That being said, before I discovered heating plates -- and in cases where a large number of chicks make it impractical to use the one I had-- I have raised cx chicks with heating lamps many times. Where I have done so, I gave them access to food 24/7 for their first two weeks. Starting at two weeks, I gradually started reducing the food until, by week 4, I was only putting out food twice a day, each morning and evening. I put out enough, so that everyone got their fill and wandered away from food dish to go collapse in a food comma. It took about 20 or 30 minutes. Then, no more food until the next feeding.
By 4 weeks, they were done with the need for heat lights, so they could sleep through the night, and were also old enough to go outside to forage during the day. Giving them a chance to eat weeds, chase bugs and look for old produce I would scatter about, seemed to help them from losing their minds when the food wasn't around.
I had really good luck with this system, getting nice sized healthy birds, that I would butcher between 8 and 13 weeks of age.

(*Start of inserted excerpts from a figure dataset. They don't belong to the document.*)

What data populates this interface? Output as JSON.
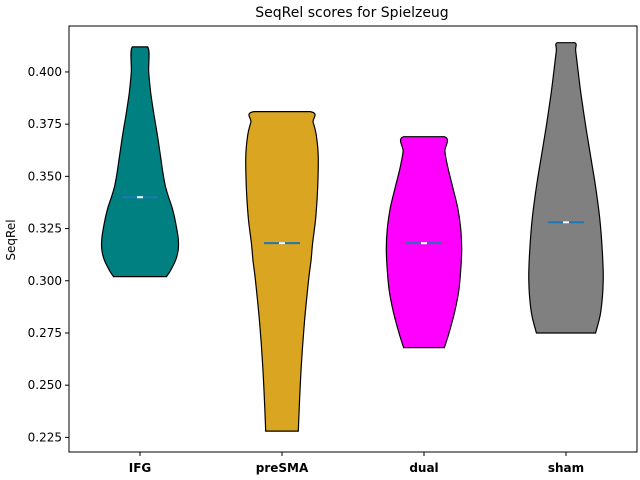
{
  "chart_data": {
    "type": "violin",
    "title": "SeqRel scores for Spielzeug",
    "xlabel": "",
    "ylabel": "SeqRel",
    "ylim": [
      0.218,
      0.422
    ],
    "yticks": [
      0.225,
      0.25,
      0.275,
      0.3,
      0.325,
      0.35,
      0.375,
      0.4
    ],
    "ytick_labels": [
      "0.225",
      "0.250",
      "0.275",
      "0.300",
      "0.325",
      "0.350",
      "0.375",
      "0.400"
    ],
    "grid": false,
    "categories": [
      "IFG",
      "preSMA",
      "dual",
      "sham"
    ],
    "series": [
      {
        "category": "IFG",
        "color": "#008080",
        "min": 0.302,
        "max": 0.412,
        "median": 0.34,
        "profile": [
          [
            0.302,
            0.52
          ],
          [
            0.305,
            0.6
          ],
          [
            0.31,
            0.7
          ],
          [
            0.315,
            0.75
          ],
          [
            0.32,
            0.75
          ],
          [
            0.325,
            0.72
          ],
          [
            0.33,
            0.68
          ],
          [
            0.335,
            0.63
          ],
          [
            0.34,
            0.56
          ],
          [
            0.345,
            0.5
          ],
          [
            0.35,
            0.46
          ],
          [
            0.355,
            0.43
          ],
          [
            0.36,
            0.4
          ],
          [
            0.37,
            0.34
          ],
          [
            0.38,
            0.27
          ],
          [
            0.39,
            0.21
          ],
          [
            0.4,
            0.17
          ],
          [
            0.412,
            0.15
          ]
        ]
      },
      {
        "category": "preSMA",
        "color": "#DAA520",
        "min": 0.228,
        "max": 0.381,
        "median": 0.318,
        "profile": [
          [
            0.228,
            0.32
          ],
          [
            0.24,
            0.34
          ],
          [
            0.26,
            0.38
          ],
          [
            0.28,
            0.44
          ],
          [
            0.3,
            0.52
          ],
          [
            0.31,
            0.57
          ],
          [
            0.318,
            0.6
          ],
          [
            0.33,
            0.66
          ],
          [
            0.345,
            0.7
          ],
          [
            0.36,
            0.71
          ],
          [
            0.37,
            0.67
          ],
          [
            0.376,
            0.61
          ],
          [
            0.381,
            0.55
          ]
        ]
      },
      {
        "category": "dual",
        "color": "#FF00FF",
        "min": 0.268,
        "max": 0.369,
        "median": 0.318,
        "profile": [
          [
            0.268,
            0.4
          ],
          [
            0.275,
            0.49
          ],
          [
            0.285,
            0.6
          ],
          [
            0.295,
            0.68
          ],
          [
            0.305,
            0.72
          ],
          [
            0.315,
            0.74
          ],
          [
            0.325,
            0.72
          ],
          [
            0.335,
            0.66
          ],
          [
            0.345,
            0.56
          ],
          [
            0.355,
            0.46
          ],
          [
            0.362,
            0.41
          ],
          [
            0.369,
            0.4
          ]
        ]
      },
      {
        "category": "sham",
        "color": "#808080",
        "min": 0.275,
        "max": 0.414,
        "median": 0.328,
        "profile": [
          [
            0.275,
            0.58
          ],
          [
            0.285,
            0.68
          ],
          [
            0.3,
            0.73
          ],
          [
            0.315,
            0.71
          ],
          [
            0.33,
            0.66
          ],
          [
            0.345,
            0.58
          ],
          [
            0.36,
            0.48
          ],
          [
            0.375,
            0.38
          ],
          [
            0.39,
            0.29
          ],
          [
            0.4,
            0.24
          ],
          [
            0.41,
            0.19
          ],
          [
            0.414,
            0.17
          ]
        ]
      }
    ]
  }
}
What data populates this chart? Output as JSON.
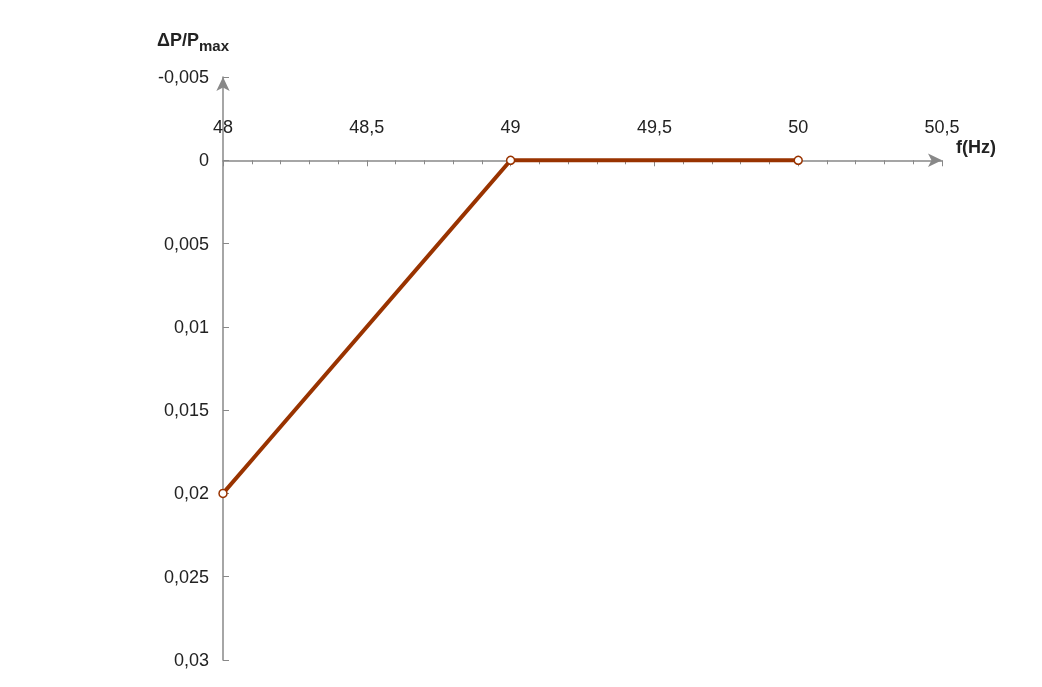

Thanks so much for the help .. At this point, I think this will probably be my best option with this batch of chicks. In three more weeks when they are feathered out we should be having relatively milder nights ( I’m in NC). Generally we don’t have so many nights dipping into the 30’s in mid April, third week is our safe from frost zone for planting. Next batch I will change stuff around, probably raising smaller batches with a brooder plate in the Spring. Or raising a bigger batch in early fall where it would generally still warm when they were chicks, but would cool down as they were starting to get bigger.